Descubierto “el guiso”, a través de la cuenta de Kensington Palace, el 17 de mayo -dos días antes del enlace-, Meghan Markle confirmó en un comunicado que su padre no asistiría a la boda por “quebrantos de salud”.
Posteriormente el medio TMZ (el mismo que le habría pagado por las fotos) informó que el ex director de cine estaba en California recuperándose de un infarto. Markle habría vendido estas fotografías en unos cuantos miles de dólares -cuantifican la venta en USD 100.000.
Concluida la ceremonia, el señor Markle tuvo una repentina mejoría, y declaró, al mismo medio que lo retrató en el cibercafé, lo emocionante que le resultó ver por televisión la boda de su hija que ahora “es de la realeza británica”, caminando hasta el altar del brazo del Príncipe de Gales: “Mi bebé se ve hermosa y muy feliz. Me hubiese gustado estar allí.”
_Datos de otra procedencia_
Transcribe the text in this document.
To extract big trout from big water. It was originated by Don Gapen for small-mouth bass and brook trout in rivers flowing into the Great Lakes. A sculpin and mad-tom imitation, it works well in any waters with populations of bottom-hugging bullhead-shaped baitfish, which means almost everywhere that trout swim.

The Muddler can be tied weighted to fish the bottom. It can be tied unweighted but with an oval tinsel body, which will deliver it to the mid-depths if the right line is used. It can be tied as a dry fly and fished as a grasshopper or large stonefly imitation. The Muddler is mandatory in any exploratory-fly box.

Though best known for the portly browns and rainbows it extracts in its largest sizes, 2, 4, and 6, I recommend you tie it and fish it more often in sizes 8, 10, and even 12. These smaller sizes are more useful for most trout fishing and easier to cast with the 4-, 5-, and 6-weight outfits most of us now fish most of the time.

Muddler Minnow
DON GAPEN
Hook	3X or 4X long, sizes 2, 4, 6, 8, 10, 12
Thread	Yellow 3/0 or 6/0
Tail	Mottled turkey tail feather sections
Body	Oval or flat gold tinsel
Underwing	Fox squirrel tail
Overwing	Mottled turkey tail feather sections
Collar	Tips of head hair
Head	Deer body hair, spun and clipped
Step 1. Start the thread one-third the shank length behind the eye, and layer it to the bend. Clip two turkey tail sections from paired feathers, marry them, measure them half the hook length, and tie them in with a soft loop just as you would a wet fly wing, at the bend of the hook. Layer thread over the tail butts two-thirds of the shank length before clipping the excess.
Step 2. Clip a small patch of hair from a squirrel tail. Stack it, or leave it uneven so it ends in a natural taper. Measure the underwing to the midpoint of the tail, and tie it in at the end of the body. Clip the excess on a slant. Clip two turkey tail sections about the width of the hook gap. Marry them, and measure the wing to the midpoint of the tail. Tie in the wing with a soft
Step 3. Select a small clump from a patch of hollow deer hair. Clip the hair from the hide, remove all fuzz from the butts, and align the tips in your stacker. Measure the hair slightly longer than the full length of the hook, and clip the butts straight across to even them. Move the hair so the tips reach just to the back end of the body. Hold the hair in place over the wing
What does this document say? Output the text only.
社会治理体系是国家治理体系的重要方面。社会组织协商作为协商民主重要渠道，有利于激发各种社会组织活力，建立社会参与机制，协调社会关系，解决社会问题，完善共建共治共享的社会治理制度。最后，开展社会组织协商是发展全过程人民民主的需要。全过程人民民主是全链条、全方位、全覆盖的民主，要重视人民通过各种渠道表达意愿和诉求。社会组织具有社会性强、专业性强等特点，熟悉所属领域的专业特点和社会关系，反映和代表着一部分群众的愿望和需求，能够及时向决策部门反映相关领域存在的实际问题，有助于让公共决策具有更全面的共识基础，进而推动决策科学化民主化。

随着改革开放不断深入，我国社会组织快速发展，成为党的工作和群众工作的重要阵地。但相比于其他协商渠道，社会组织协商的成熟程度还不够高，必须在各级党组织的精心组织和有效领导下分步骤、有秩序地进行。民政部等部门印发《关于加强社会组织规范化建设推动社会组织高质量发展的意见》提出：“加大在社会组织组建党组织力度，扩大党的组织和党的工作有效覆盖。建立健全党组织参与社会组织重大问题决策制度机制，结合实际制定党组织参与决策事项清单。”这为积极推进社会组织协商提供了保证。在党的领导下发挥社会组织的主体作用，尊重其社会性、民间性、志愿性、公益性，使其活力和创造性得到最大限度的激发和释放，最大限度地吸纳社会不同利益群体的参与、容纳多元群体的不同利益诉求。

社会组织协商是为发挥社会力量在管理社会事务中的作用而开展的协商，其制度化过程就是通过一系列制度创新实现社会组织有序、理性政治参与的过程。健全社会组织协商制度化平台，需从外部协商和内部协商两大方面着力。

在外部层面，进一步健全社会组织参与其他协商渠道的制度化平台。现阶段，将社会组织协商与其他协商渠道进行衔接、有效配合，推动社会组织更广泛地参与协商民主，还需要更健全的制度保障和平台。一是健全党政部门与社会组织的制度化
El noblesse oblige se repite…
El Príncipe Carlos no solo sustituyó la ausencia del consuegro en la nave central de la capilla, sino que también tuvo que encargarse de la madre de Meghan, mostrándose solícito con la discreta señora que debió sentirse como cucaracha en baile de gallinas. El príncipe abandonó la capilla con las dos mujeres del brazo, la madre de Meghan y su mujer, Camila de Cornualles, con su imperturbable modo de actuar flemático, como corresponde a su nobleza de cuna. La prisa es plebeya.
No hay nada que no pueda lograr el amor, ese sentimiento poderoso e inexplicable. ¿Comerán perdices?